DAVOS – South Africa will support Zimbabwe in whatever way it can, but within the framework of what it is able to provide.
International Relations Minister Lindiwe Sisulu said on the sidelines of the World Economic Forum annual meeting in Davos, Switzerland, yesterday that South Africa was keeping communication channels open with its southern African neighbour.
“We think that Zimbabwe is in an unfortunate position where large sections of the people are unhappy and expressing their unhappiness very publicly in the streets,” Sisulu said.
“We would like to give whatever support we can to the government of Zimbabwe to make sure they can provide stability and calm the public in the most peaceful way possible.
“We are also prepared to support them in whatever way we can. I’m not sure if it will be financially, or whatever kind of aid we can provide. Our support will, of course, depend on our ability to provide them with whatever kind of support… it will not necessarily be what they need, but what we can afford.”
South Africa reportedly turned down a request from Zimbabwe for a $1.2 billion (about R16.6bn) loan in December. South Africa is Zimbabwe's biggest trading partner.

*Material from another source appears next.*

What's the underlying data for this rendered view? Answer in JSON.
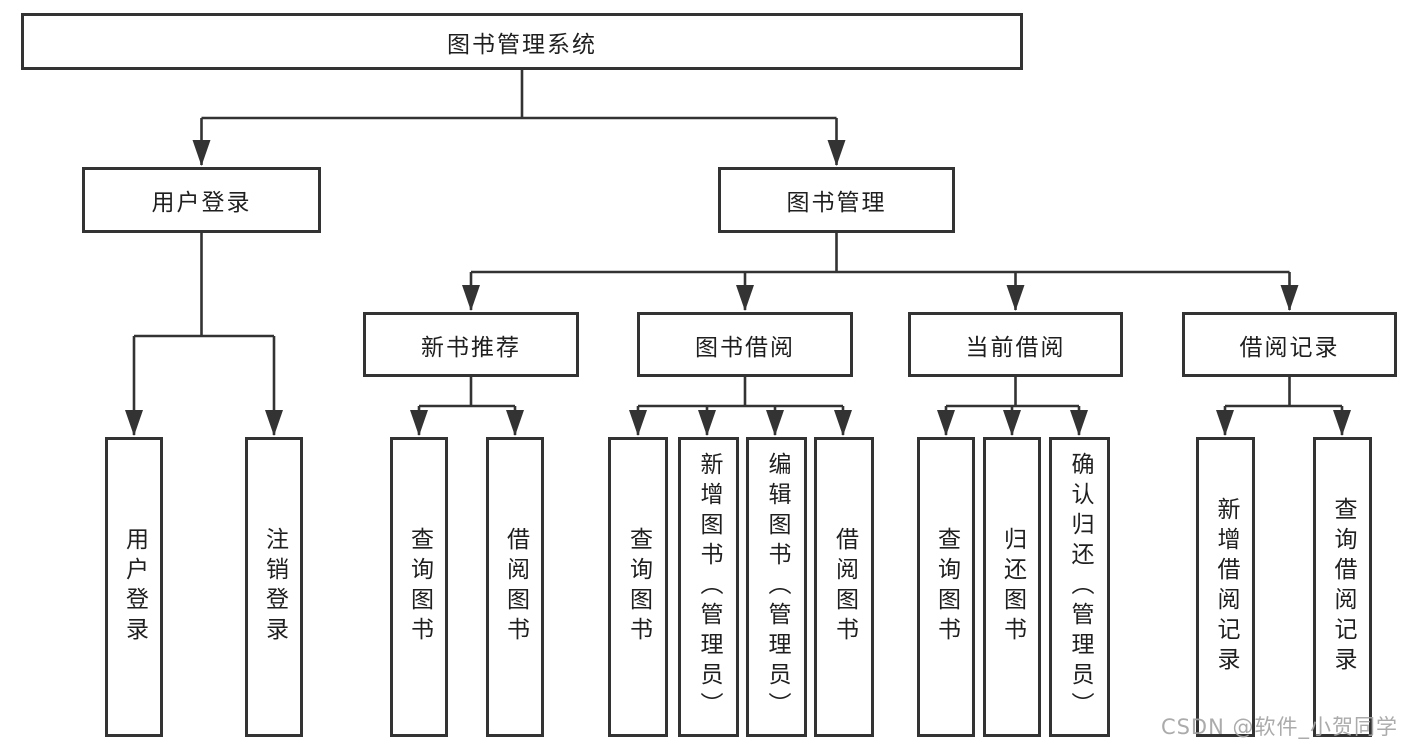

Last week, Zimbabwe erupted in countrywide anti-government protests after President Emmerson Mnangagwa hiked the fuel price by up to 150 percent.

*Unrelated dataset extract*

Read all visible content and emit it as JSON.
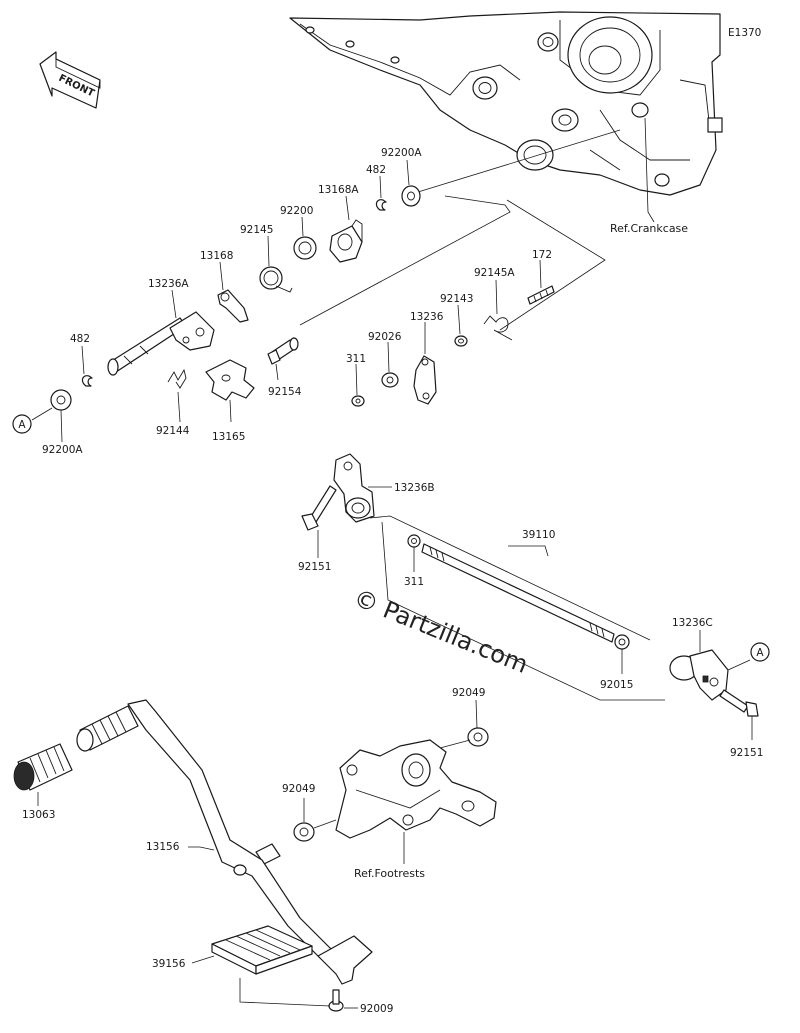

The government said the hikes, meant to tackle fuel shortages, were part of the government's reining-in of inflation, shrinking the budget deficit and settling arrears to creditors so that it can resume borrowing again.

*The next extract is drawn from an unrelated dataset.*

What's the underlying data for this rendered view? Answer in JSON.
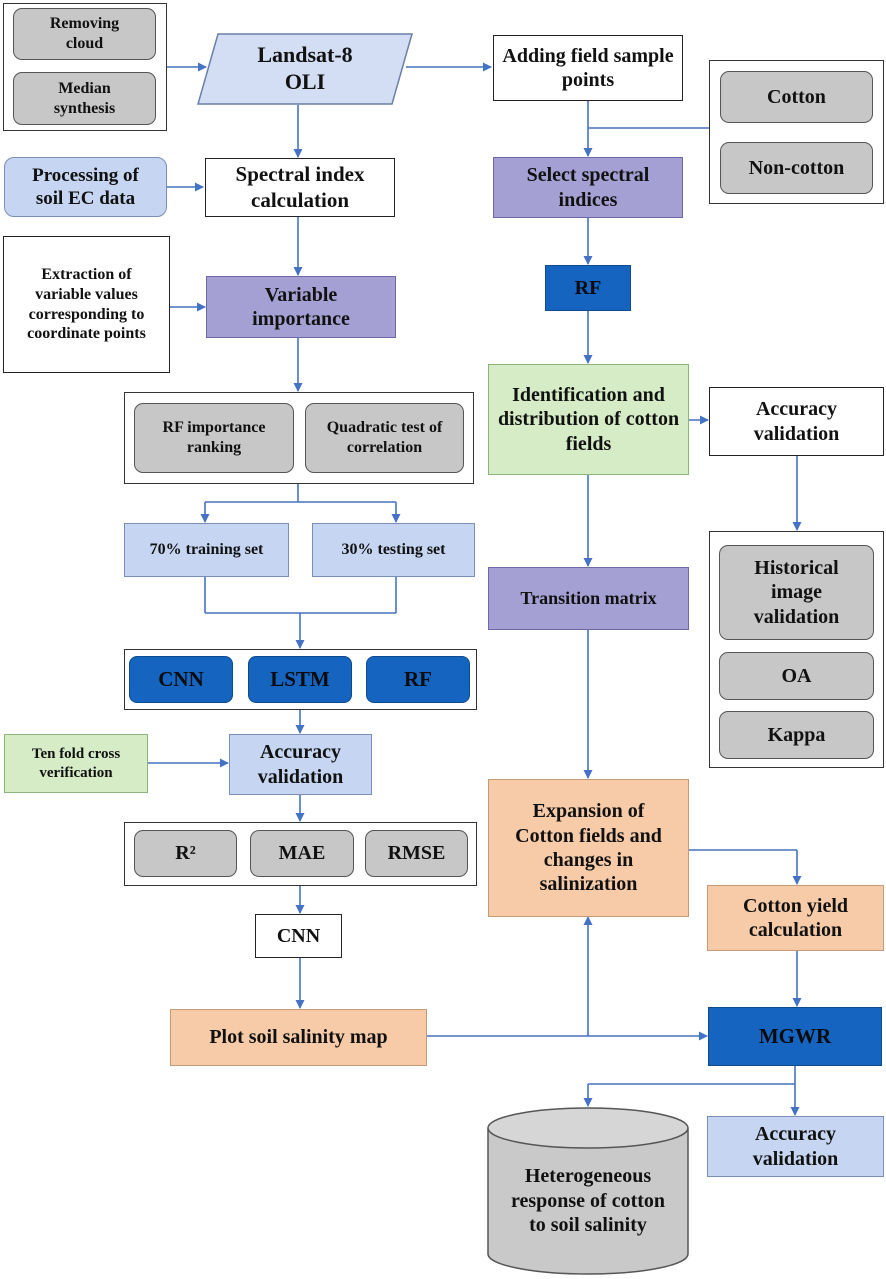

The Zimbabwe Human Rights NGO forum says at least 12 people were killed and 78 treated for gunshot injuries.
The protests forced Mnangagwa to abandon his trip to Davos in order to address the crisis.
“We want to show that we are making progress on the macroeconomic front,” said Finance Minister Mthuli Ncube in an interview in Davos. “It’s painful, there are protests, but we have to stay the course.”